Third, future work is needed to determine the optimal method to validate performance measures before their widespread use. Ideally, validation studies would determine if the measure includes the appropriate patient population, is operationalized correctly, and can be implemented without untoward adverse consequences. Current practice frequently includes evaluating performance measures in demonstration projects, but this process is inconsistent. However, it may be overly onerous to require that measure developers ensure that proposed measures do more good than harm before clinical application. A rigorous framework for measure development like the one we propose may help prevent adverse consequences, making it more tenable to evaluate measure impact after implementation, rather than before.

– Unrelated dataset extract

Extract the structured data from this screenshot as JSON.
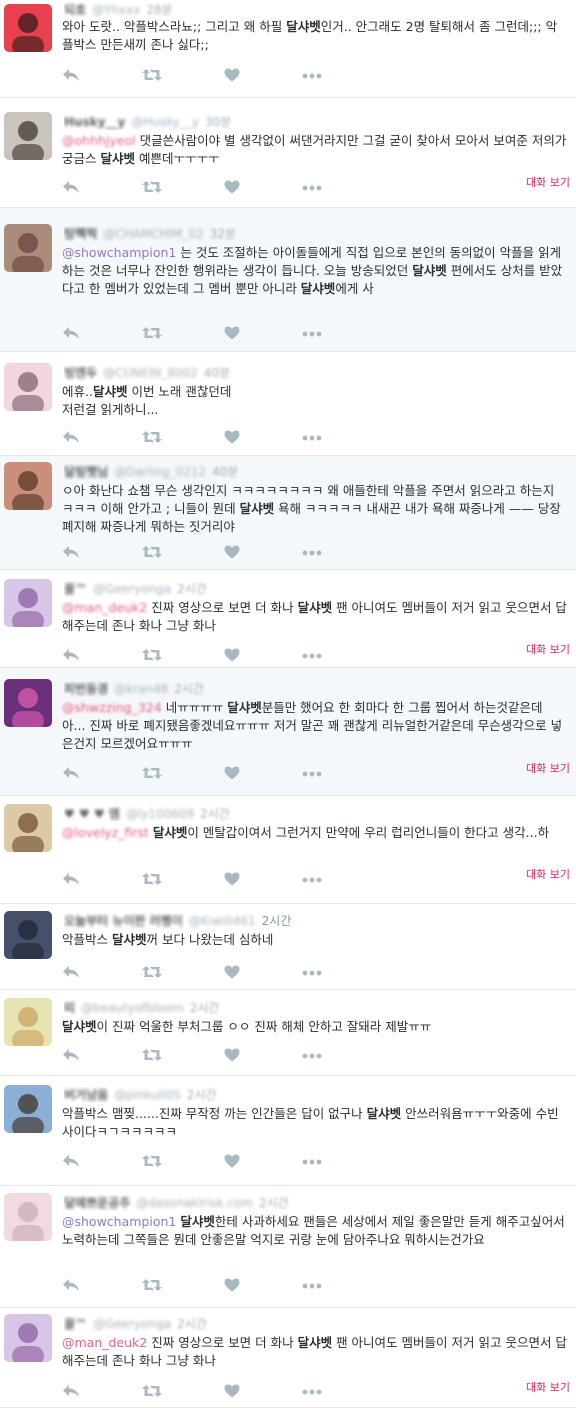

Finally, research is needed to empirically compare performance measures developed using this process to performance measures developed ad hoc. Although we believe that this framework leads to more useful and valid performance measures and minimizes the creation of unsuccessful measures, this hypothesis should be tested. Additionally, the acceptability of both the approach and the resulting sample performance measures should be vetted with patients, payers, and other stakeholders not represented in our ATS workshop. Nonetheless, we believe the proposed approach could represent a significant advancement in the creation of performance measures that are evidence based, clinically relevant, and patient centered.
Conclusions
In this workshop report we propose a framework for developing performance measures using GRADE-based clinical practice guidelines. Under this framework, process-based performance measures would only be translated from strong recommendations based on high- or moderate-quality evidence. Ideally, this framework would overcome the limitations of many existing performance measures that are often based on low-quality evidence and lead to interventions resulting in minimal, if any, improvement in quality (3). Although this process may add the burden of measure development, the tradeoff would be stronger measures more likely to change practice. By transparently linking the strength of recommendations to the quality of the evidence and values surrounding the outcome, GRADE can uniquely lend itself to the creation of meaningful and useful performance measures. This approach does not resolve all the problems with health care performance measurement and may create some new challenges. Thus, it should be followed by validation studies to evaluate its value. Nonetheless, it represents a substantial step forward in the effort to make sure that health care delivery aligns with patient preferences and goals.
Acknowledgments
This official ATS Workshop Report was prepared by an ad hoc subcommittee of the Quality Improvement Committee, Document Development and Implementation Committee, and Behavioral Sciences and Health Services Research Assembly.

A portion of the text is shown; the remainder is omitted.